Constipation is a fairly common bowel irregularity that is more often seen in women. It may be exacerbated or even start up in pregnancy for a number of reasons that are not applicable in women who are not pregnant. However, treating constipation during pregnancy needs to be done with caution – the safety of the fetus and the mother is paramount and the mother’s body may react differently to otherwise innocuous remedies. The complications of severe constipation and treatment of it can even adversely affect pregnancy. It is therefore imperative that pregnant women seek medical advice if constipated rather than waiting for it to pass or attempting to self medicate.

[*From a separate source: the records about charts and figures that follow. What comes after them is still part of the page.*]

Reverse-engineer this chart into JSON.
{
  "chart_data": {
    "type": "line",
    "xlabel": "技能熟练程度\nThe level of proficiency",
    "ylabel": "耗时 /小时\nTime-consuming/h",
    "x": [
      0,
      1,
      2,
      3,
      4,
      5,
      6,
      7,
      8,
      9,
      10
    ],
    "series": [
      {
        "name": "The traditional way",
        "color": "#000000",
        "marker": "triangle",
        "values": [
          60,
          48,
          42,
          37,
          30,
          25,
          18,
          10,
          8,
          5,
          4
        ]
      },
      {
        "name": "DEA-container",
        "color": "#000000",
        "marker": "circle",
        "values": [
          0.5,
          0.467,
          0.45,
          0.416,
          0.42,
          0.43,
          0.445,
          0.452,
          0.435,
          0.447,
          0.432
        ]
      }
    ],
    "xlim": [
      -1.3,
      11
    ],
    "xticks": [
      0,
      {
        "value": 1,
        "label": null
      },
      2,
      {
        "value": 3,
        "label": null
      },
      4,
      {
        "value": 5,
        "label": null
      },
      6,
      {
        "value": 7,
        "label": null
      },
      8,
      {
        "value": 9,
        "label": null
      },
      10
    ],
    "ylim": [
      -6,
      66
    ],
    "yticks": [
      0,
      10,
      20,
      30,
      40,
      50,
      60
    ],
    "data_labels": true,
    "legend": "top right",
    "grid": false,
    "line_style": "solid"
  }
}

Constipation During Pregnancy
Constipation is defined simply as three or less bowel movements in a week with the passage of hard stools, straining during defecation and a feeling of incomplete bowel emptying after a movement. Not all women who are constipated will have every feature mentioned above and often constipation to the individual is seen as any reduction in frequency of bowel movement from the normal state.
Although constipation is the more common type of bowel irregularity in pregnancy, some woman may even experience diarrhea or periods of constipation interspersed with diarrhea. It is also not uncommon for women with irritable bowel syndrome (IBS) or inflammatory bowel disease (IBD) to experience an exacerbation of their condition. As a general guideline, a women who experiences a change in bowel movement during pregnancy, even a minor change, should seek medical advice if this is causing discomfort.
Causes of Constipation in Pregnancy
Constipation is a symptom, not a disease, that is associated with slower bowel activity, reduced water and fiber intake or abnormal contraction of the anal sphincters. The causes of constipation in woman who are not pregnant is not significantly different from that in a pregnant woman. However, the changes in the hormone levels in pregnancy and the growing uterus may contribute to constipation to a greater extent than in non-pregnant women. Certain nutritional supplements used in higher doses during pregnancy may also contribute to constipation. Lack of physical activity is another factor that is more prominent in the later stages of pregnancy.
Treatment and Remedies
Simple dietary changes are often effective in most cases, if not for totally resolving the constipation, then at least for providing significant relief. Increasing water intake and eating high fiber foods including fruits and vegetables is usually sufficient. Although the amount of physical activity may be reduced with pregnancy, walking and swimming are two activities that do not put significant strain on the back and joints and is still effective.
Medication should be avoided as far as possible. Laxatives can be used but should only be considered after consulting with a doctor. Certain laxatives, including herbal laxatives, can cause contractions and should be avoided as far as possible. Reduce the intake of aluminimum-containing antacids for heartburn as these often cause or aggravate constipation. Any other medication that has been prescribed by a doctor should not be discontinued without first seeking medical advice.